Don’t just stand there, do something! (Provided there’s something useful to do.)

Of course my brilliant old friend and longtime UCLA colleague Eugene Volokh is right (and Jeb Bush was also right, though tin-eared and hard-hearted).  The impulse do “do something” in the face of a bad situation, and especially after a disaster, can lead to policies that make things worse instead of better (for example, invading Iraq), and it is wiser to resist that impulse than to do something foolish. The “Yes, Minister” syllogism – “We must do something; this is something; therefore we must do this” – is not a form of reasoning that leads to good results.

That’s especially true for gun policy, because the debate heats up after a mass shooting, and mass shootings are completely atypical of gun deaths overall. The question “What would have prevented this particular disaster?” is inevitably the wrong question.

And Eugene is also right – being right in the service of really bad policy choices is one of his annoying habits – to compare guns to alcohol as two commodities whose consumption in the United States leads to the deaths of tens of thousands of people other than consumers, in addition to deaths among the consumers themselves.

But that’s where Eugene stops being right and becomes ridiculously and disastrously wrong. He assumes, falsely, that just because we’re not currently doing much to stop the violence involving guns and alcohol it must be the case that nothing useful can be done.  In the case of guns, the cross-national statistics offer a strong hint that there’s something very wrong with policy in the United States, since no other developed country has anything like our rate of gun deaths. Our rate is three times that of Finland or Switzerland – our closest competitors among developed nations – four times that of Canada, and ten times that of Australia. That suggests we might have something to learn from their policies.

John Donohue’s recent work showing that adopting a “shall-issue” concealed-carry law correlates with future increases in homicide rates  suggests that state-level gun policies matter, though it’s hard to tell whether the results are due specifically “shall-issue” as opposed to “stand-your-ground” and other elements of the NRA policy agenda; states that loosen their gun laws are likely to do so along more than one dimension.  But even if there’s nothing positive to do, reining in the desire of Eugene’s gun-crazed allies to increase the prevalence of gun ownership and gun-carrying would be a good place to start.

One obvious positive thing to do about guns would be to tighten the rules about background checks. Right now, registered gun dealers (Federal Firearms Licensees, or FFLs) must verify that gun buyers are eligible to purchase; that’s the Brady Law background check. But about a third of all gun transfers don’t involve an FFL: they’re private sales, including sales at gun shows, or they’re gifts.

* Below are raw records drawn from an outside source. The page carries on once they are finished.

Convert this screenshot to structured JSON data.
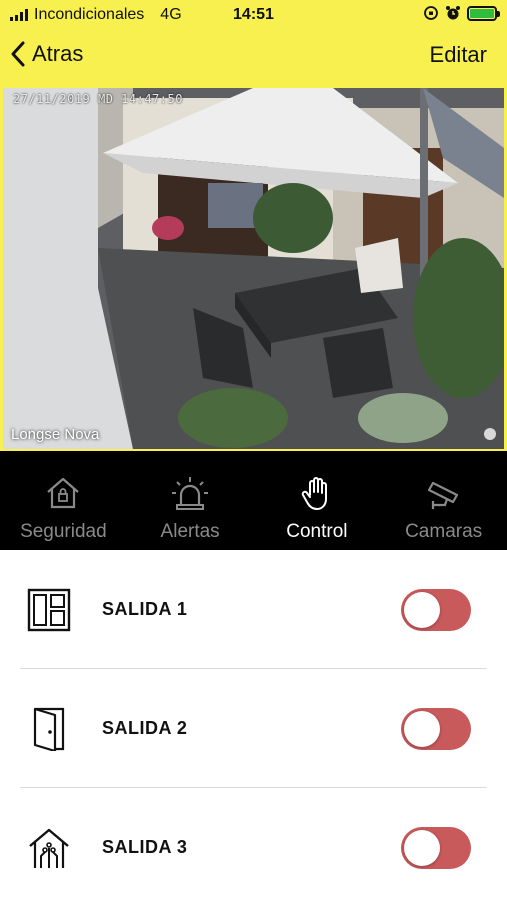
{
  "status_bar": {
    "carrier": "Incondicionales",
    "network": "4G",
    "time": "14:51"
  },
  "nav": {
    "back_label": "Atras",
    "edit_label": "Editar"
  },
  "camera": {
    "timestamp": "27/11/2019 MD 14:47:50",
    "name": "Longse Nova"
  },
  "tabs": [
    {
      "label": "Seguridad",
      "icon": "house-lock-icon",
      "active": false
    },
    {
      "label": "Alertas",
      "icon": "siren-icon",
      "active": false
    },
    {
      "label": "Control",
      "icon": "hand-icon",
      "active": true
    },
    {
      "label": "Camaras",
      "icon": "security-camera-icon",
      "active": false
    }
  ],
  "outputs": [
    {
      "label": "SALIDA 1",
      "icon": "window-panel-icon",
      "on": false
    },
    {
      "label": "SALIDA 2",
      "icon": "door-icon",
      "on": false
    },
    {
      "label": "SALIDA 3",
      "icon": "smart-home-icon",
      "on": false
    }
  ],
  "colors": {
    "header_yellow": "#f7f04e",
    "tab_bar_bg": "#000000",
    "toggle_off_red": "#c85a5c",
    "battery_green": "#2fbd3f"
  }
}
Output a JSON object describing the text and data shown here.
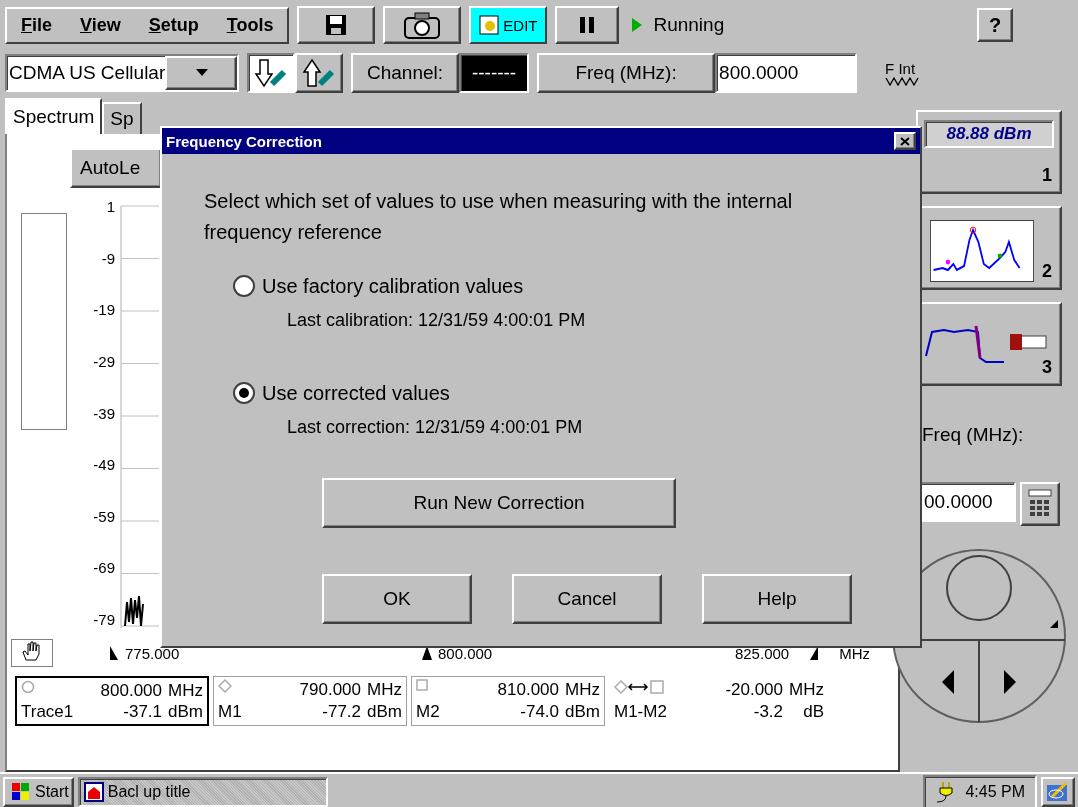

There’s no good reason not to require a check for every transfer; no doubt the gun stores would be happy to provide the service at a competitive price.  That simple change, supported by the vast majority of voters and proposed by the Obama Administration, fits perfectly the NRA slogan that what we need is better enforcement of the laws already on the books. But in fact the NRA opposes it, and if Eugene supports it he’s keeping that support a secret.  No one can estimate how many lives it would save, but surely that number isn’t zero.

If Eugene wants to say – as apparently Jeb wants to say – that protecting the convenience of gun owners and gun merchants is more important than saving lives, that’s his right. But to say that there are no lives to be saved,  at reasonable cost to other goals, is simply false.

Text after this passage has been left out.